In June 2009, Karen, Eie-Mae’s mom noticed a swelling in her stomach and took her to the doctor. After examination she was immediately referred to the hospital for a scan and it was found that the baby had a mass on her liver.
Karen and her husband Carl from Tytherington, near Macclesfield, Cheshire were told that their baby had stage four hepatoblastoma and the cancer had spread to her lungs. Within days she was undergoing chemotherapy to destroy the cancerous cells.
Karen said, ‘We didn’t think she was going to make it, we just thought it is going to go everywhere, but they were very hopeful.’
Elie-Mae was put in urgent donor list in August. Eight weeks later the call came from St James’ Hospital in Leeds at 1am on October 14, 2009.
Karen said, ‘We were waiting every day for the phone to ring. When it came I was in bed and I missed the first phone call. But it rang again, I just knew who it was and I couldn’t quite move fast enough, I couldn’t find the phone. My heart was going and I was rushing around telling Carl to get the suitcases in the car.’
The family had been contacted for a liver of a 37 year old man up for donation. They had to wait another 9-10 hours to ensure that it was compatible.
‘When we found out, it was a weird excitement because we thought we’d never find one.’
Only half of the donor liver was sufficient for Elie-Mae. The other half was used for another patient.
Karen said, ‘I asked where the liver had come from because I didn’t like to think of another child dying, but it was actually from a 37-year-old man. People think it has to be from another child but it doesn’t, the liver will grow with her. They cut a bit off and put it inside.”

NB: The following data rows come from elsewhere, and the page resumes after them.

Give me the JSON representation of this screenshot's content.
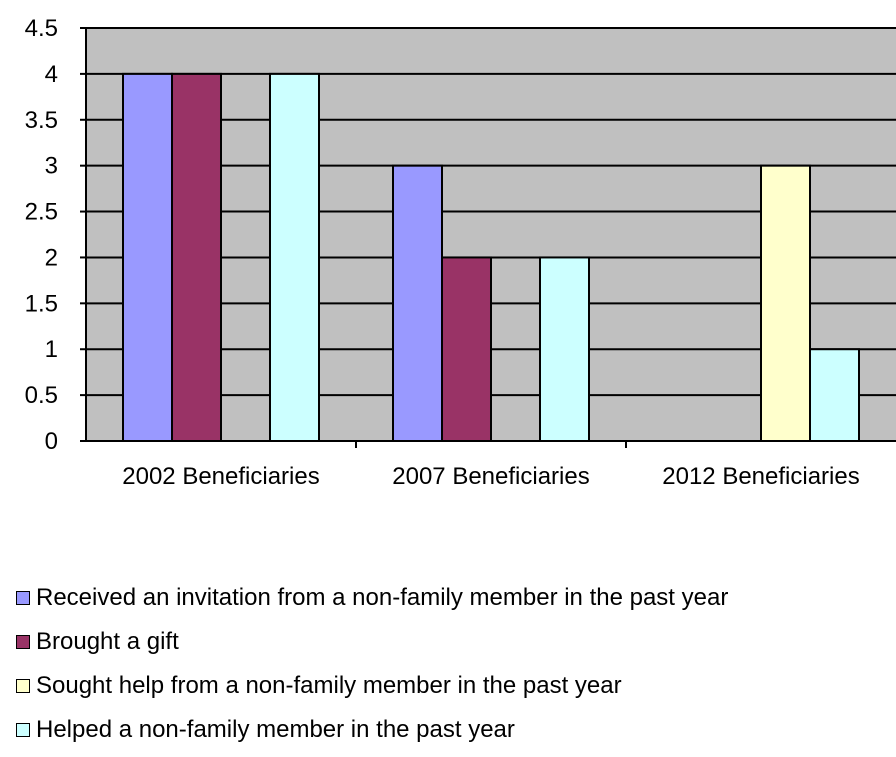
{
  "chart_data": {
    "type": "bar",
    "categories": [
      "2002 Beneficiaries",
      "2007 Beneficiaries",
      "2012 Beneficiaries"
    ],
    "series": [
      {
        "name": "Received an invitation from a non-family member in the past year",
        "color": "#9999ff",
        "values": [
          4,
          3,
          0
        ]
      },
      {
        "name": "Brought a gift",
        "color": "#993366",
        "values": [
          4,
          2,
          0
        ]
      },
      {
        "name": "Sought help from a non-family member in the past year",
        "color": "#ffffcc",
        "values": [
          0,
          0,
          3
        ]
      },
      {
        "name": "Helped a non-family member in the past year",
        "color": "#ccffff",
        "values": [
          4,
          2,
          1
        ]
      }
    ],
    "y_ticks": [
      "0",
      "0.5",
      "1",
      "1.5",
      "2",
      "2.5",
      "3",
      "3.5",
      "4",
      "4.5"
    ],
    "ylim": [
      0,
      4.5
    ],
    "grid": true,
    "plot_background": "#c0c0c0",
    "legend_position": "bottom"
  }
}
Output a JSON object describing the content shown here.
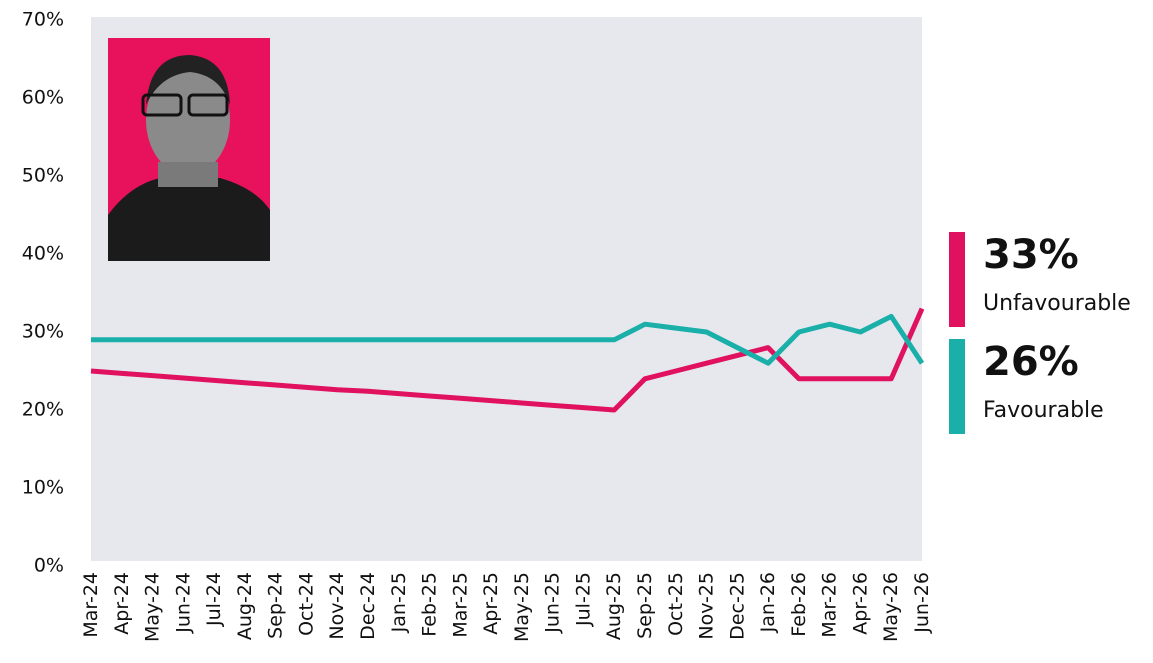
{
  "chart_data": {
    "type": "line",
    "categories": [
      "Mar-24",
      "Apr-24",
      "May-24",
      "Jun-24",
      "Jul-24",
      "Aug-24",
      "Sep-24",
      "Oct-24",
      "Nov-24",
      "Dec-24",
      "Jan-25",
      "Feb-25",
      "Mar-25",
      "Apr-25",
      "May-25",
      "Jun-25",
      "Jul-25",
      "Aug-25",
      "Sep-25",
      "Oct-25",
      "Nov-25",
      "Dec-25",
      "Jan-26",
      "Feb-26",
      "Mar-26",
      "Apr-26",
      "May-26",
      "Jun-26"
    ],
    "series": [
      {
        "name": "Unfavourable",
        "color": "#e0115f",
        "end_label": "33%",
        "values": [
          25,
          24.7,
          24.4,
          24.1,
          23.8,
          23.5,
          23.2,
          22.9,
          22.6,
          22.4,
          22.1,
          21.8,
          21.5,
          21.2,
          20.9,
          20.6,
          20.3,
          20,
          24,
          25,
          26,
          27,
          28,
          24,
          24,
          24,
          24,
          33
        ]
      },
      {
        "name": "Favourable",
        "color": "#1aafa8",
        "end_label": "26%",
        "values": [
          29,
          29,
          29,
          29,
          29,
          29,
          29,
          29,
          29,
          29,
          29,
          29,
          29,
          29,
          29,
          29,
          29,
          29,
          31,
          30.5,
          30,
          28,
          26,
          30,
          31,
          30,
          32,
          26
        ]
      }
    ],
    "ylim": [
      0,
      70
    ],
    "yticks": [
      {
        "value": 0,
        "label": "0%"
      },
      {
        "value": 10,
        "label": "10%"
      },
      {
        "value": 20,
        "label": "20%"
      },
      {
        "value": 30,
        "label": "30%"
      },
      {
        "value": 40,
        "label": "40%"
      },
      {
        "value": 50,
        "label": "50%"
      },
      {
        "value": 60,
        "label": "60%"
      },
      {
        "value": 70,
        "label": "70%"
      }
    ],
    "plot_background": "#e6e8ee"
  }
}
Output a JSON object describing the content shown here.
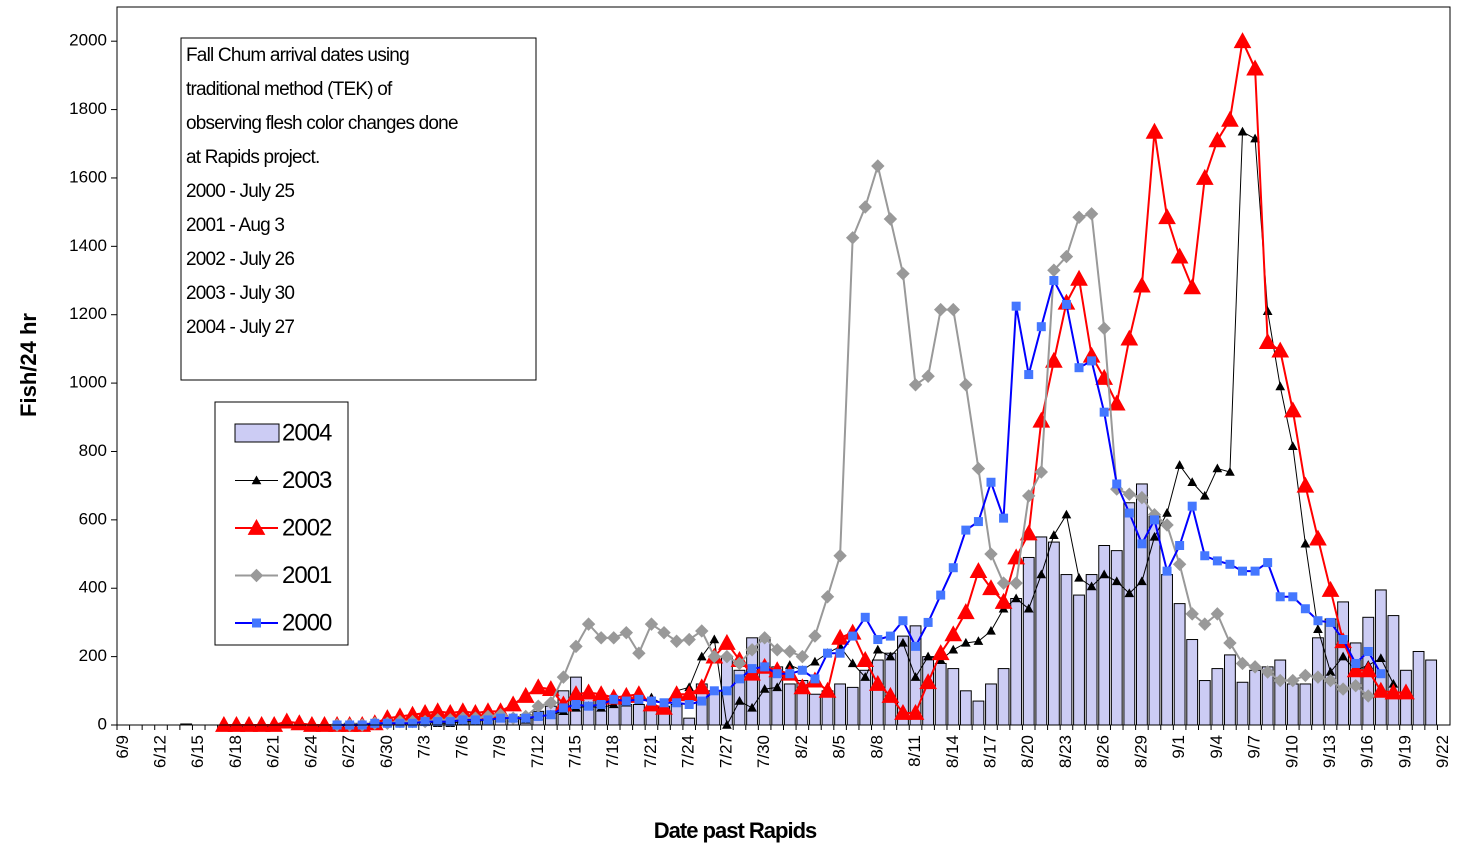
{
  "chart_data": {
    "type": "bar",
    "y_label": "Fish/24 hr",
    "x_label": "Date past Rapids",
    "annotation": [
      "Fall Chum arrival dates using",
      "traditional method (TEK) of",
      "observing flesh color changes done",
      "at Rapids project.",
      "2000 - July 25",
      "2001 -  Aug 3",
      "2002 - July 26",
      "2003 - July 30",
      "2004 - July 27"
    ],
    "categories": [
      "6/9",
      null,
      null,
      "6/12",
      null,
      null,
      "6/15",
      null,
      null,
      "6/18",
      null,
      null,
      "6/21",
      null,
      null,
      "6/24",
      null,
      null,
      "6/27",
      null,
      null,
      "6/30",
      null,
      null,
      "7/3",
      null,
      null,
      "7/6",
      null,
      null,
      "7/9",
      null,
      null,
      "7/12",
      null,
      null,
      "7/15",
      null,
      null,
      "7/18",
      null,
      null,
      "7/21",
      null,
      null,
      "7/24",
      null,
      null,
      "7/27",
      null,
      null,
      "7/30",
      null,
      null,
      "8/2",
      null,
      null,
      "8/5",
      null,
      null,
      "8/8",
      null,
      null,
      "8/11",
      null,
      null,
      "8/14",
      null,
      null,
      "8/17",
      null,
      null,
      "8/20",
      null,
      null,
      "8/23",
      null,
      null,
      "8/26",
      null,
      null,
      "8/29",
      null,
      null,
      "9/1",
      null,
      null,
      "9/4",
      null,
      null,
      "9/7",
      null,
      null,
      "9/10",
      null,
      null,
      "9/13",
      null,
      null,
      "9/16",
      null,
      null,
      "9/19",
      null,
      null,
      "9/22"
    ],
    "ylim": [
      0,
      2100
    ],
    "yticks": [
      0,
      200,
      400,
      600,
      800,
      1000,
      1200,
      1400,
      1600,
      1800,
      2000
    ],
    "series": [
      {
        "name": "2004",
        "type": "bar",
        "color": "#ccccf4",
        "values": [
          0,
          0,
          0,
          0,
          0,
          3,
          0,
          0,
          0,
          0,
          0,
          0,
          0,
          0,
          0,
          0,
          0,
          0,
          5,
          5,
          8,
          10,
          5,
          8,
          10,
          12,
          10,
          15,
          20,
          15,
          20,
          25,
          30,
          40,
          55,
          100,
          140,
          90,
          80,
          70,
          60,
          60,
          50,
          55,
          60,
          20,
          120,
          100,
          200,
          160,
          255,
          255,
          170,
          120,
          130,
          90,
          100,
          120,
          110,
          160,
          190,
          210,
          260,
          290,
          200,
          180,
          165,
          100,
          70,
          120,
          165,
          370,
          490,
          550,
          535,
          440,
          380,
          440,
          525,
          510,
          650,
          705,
          610,
          440,
          355,
          250,
          130,
          165,
          205,
          125,
          160,
          170,
          190,
          120,
          120,
          255,
          310,
          360,
          240,
          315,
          395,
          320,
          160,
          215,
          190,
          null
        ]
      },
      {
        "name": "2003",
        "type": "line",
        "marker": "small-triangle",
        "color": "#000000",
        "values": [
          null,
          null,
          null,
          null,
          null,
          null,
          null,
          null,
          null,
          null,
          null,
          null,
          null,
          null,
          null,
          null,
          0,
          0,
          0,
          0,
          2,
          5,
          5,
          5,
          8,
          5,
          5,
          10,
          10,
          15,
          20,
          20,
          15,
          25,
          30,
          40,
          50,
          55,
          50,
          60,
          65,
          70,
          80,
          60,
          100,
          110,
          200,
          250,
          0,
          70,
          50,
          105,
          110,
          175,
          160,
          185,
          210,
          230,
          180,
          140,
          220,
          200,
          240,
          140,
          200,
          190,
          220,
          240,
          245,
          275,
          340,
          370,
          340,
          440,
          555,
          615,
          430,
          405,
          440,
          420,
          385,
          420,
          550,
          620,
          760,
          710,
          670,
          750,
          740,
          1735,
          1715,
          1210,
          990,
          815,
          530,
          280,
          155,
          200,
          160,
          175,
          195,
          120,
          null,
          null,
          null,
          null
        ]
      },
      {
        "name": "2002",
        "type": "line",
        "marker": "triangle",
        "color": "#ff0000",
        "values": [
          null,
          null,
          null,
          null,
          null,
          null,
          null,
          null,
          0,
          0,
          0,
          0,
          0,
          10,
          5,
          0,
          0,
          0,
          0,
          0,
          5,
          20,
          25,
          30,
          35,
          40,
          35,
          40,
          35,
          40,
          40,
          60,
          85,
          110,
          105,
          60,
          90,
          95,
          90,
          80,
          85,
          90,
          60,
          50,
          90,
          90,
          110,
          200,
          240,
          190,
          150,
          170,
          160,
          150,
          110,
          130,
          100,
          255,
          270,
          190,
          120,
          85,
          35,
          35,
          125,
          210,
          265,
          330,
          450,
          400,
          360,
          490,
          560,
          890,
          1065,
          1235,
          1305,
          1080,
          1015,
          940,
          1130,
          1285,
          1735,
          1485,
          1370,
          1280,
          1600,
          1710,
          1770,
          2000,
          1920,
          1120,
          1095,
          920,
          700,
          545,
          395,
          245,
          160,
          160,
          100,
          95,
          95,
          null,
          null,
          null
        ]
      },
      {
        "name": "2001",
        "type": "line",
        "marker": "diamond",
        "color": "#999999",
        "values": [
          null,
          null,
          null,
          null,
          null,
          null,
          null,
          null,
          null,
          null,
          null,
          null,
          null,
          null,
          null,
          null,
          null,
          0,
          0,
          0,
          5,
          5,
          10,
          10,
          10,
          15,
          15,
          20,
          20,
          25,
          30,
          20,
          25,
          55,
          65,
          140,
          230,
          295,
          255,
          255,
          270,
          210,
          295,
          270,
          245,
          250,
          275,
          200,
          200,
          180,
          220,
          255,
          220,
          215,
          200,
          260,
          375,
          495,
          1425,
          1515,
          1635,
          1480,
          1320,
          995,
          1020,
          1215,
          1215,
          995,
          750,
          500,
          415,
          415,
          670,
          740,
          1330,
          1370,
          1485,
          1495,
          1160,
          690,
          675,
          665,
          615,
          585,
          470,
          325,
          295,
          325,
          240,
          180,
          170,
          155,
          130,
          130,
          145,
          140,
          130,
          105,
          115,
          85,
          null,
          null,
          null,
          null,
          null,
          null
        ]
      },
      {
        "name": "2000",
        "type": "line",
        "marker": "square",
        "color": "#0000ff",
        "marker_color": "#4477ff",
        "values": [
          null,
          null,
          null,
          null,
          null,
          null,
          null,
          null,
          null,
          null,
          null,
          null,
          null,
          null,
          null,
          null,
          null,
          0,
          0,
          0,
          5,
          5,
          5,
          5,
          10,
          10,
          10,
          15,
          15,
          15,
          20,
          20,
          20,
          25,
          30,
          50,
          60,
          55,
          60,
          75,
          70,
          75,
          70,
          65,
          65,
          60,
          70,
          100,
          100,
          135,
          165,
          170,
          150,
          150,
          160,
          135,
          210,
          210,
          260,
          315,
          250,
          260,
          305,
          230,
          300,
          380,
          460,
          570,
          595,
          710,
          605,
          1225,
          1025,
          1165,
          1300,
          1230,
          1045,
          1065,
          915,
          705,
          620,
          530,
          600,
          450,
          525,
          640,
          495,
          480,
          470,
          450,
          450,
          475,
          375,
          375,
          340,
          305,
          300,
          250,
          180,
          215,
          150,
          null,
          null,
          null,
          null,
          null
        ]
      }
    ]
  }
}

The operation was conducted in October 2009 and the baby girl went home in January 2010. She still has to take immune-suppressant drugs, but has made full recovery. She is now keen to take part in the British Transplant games to be held in Kent and is looking for a £300 sponsor.
Her parents are now encouraging others to donate their organs.
‘It must be very hard for a family if a loved one has died. But it saved Ellie-Mae’s life,” says Karen.
‘Ellie-Mae was a little behind at first with things like crawling because of how much time she spent just in a cot. But now she just loves running around, which is why the games would be perfect.We really want to raise awareness of the fact that we need more donors and just how much it changes someone’s life, that they can go on to lead a normal life.’
A spokesman for Leeds Teaching Hospitals said, ‘The liver is a versatile organ and as Ellie-Mae’s case shows it is perfectly possible to transplant a portion of an adult liver to save the life of a very small child. Ellie-Mae is living proof of the effectiveness of organ donation and it is something we would urge every family to talk about and agree their wishes with their loved ones.’
Hopefully more adults will take up the cause to save more such precious lives.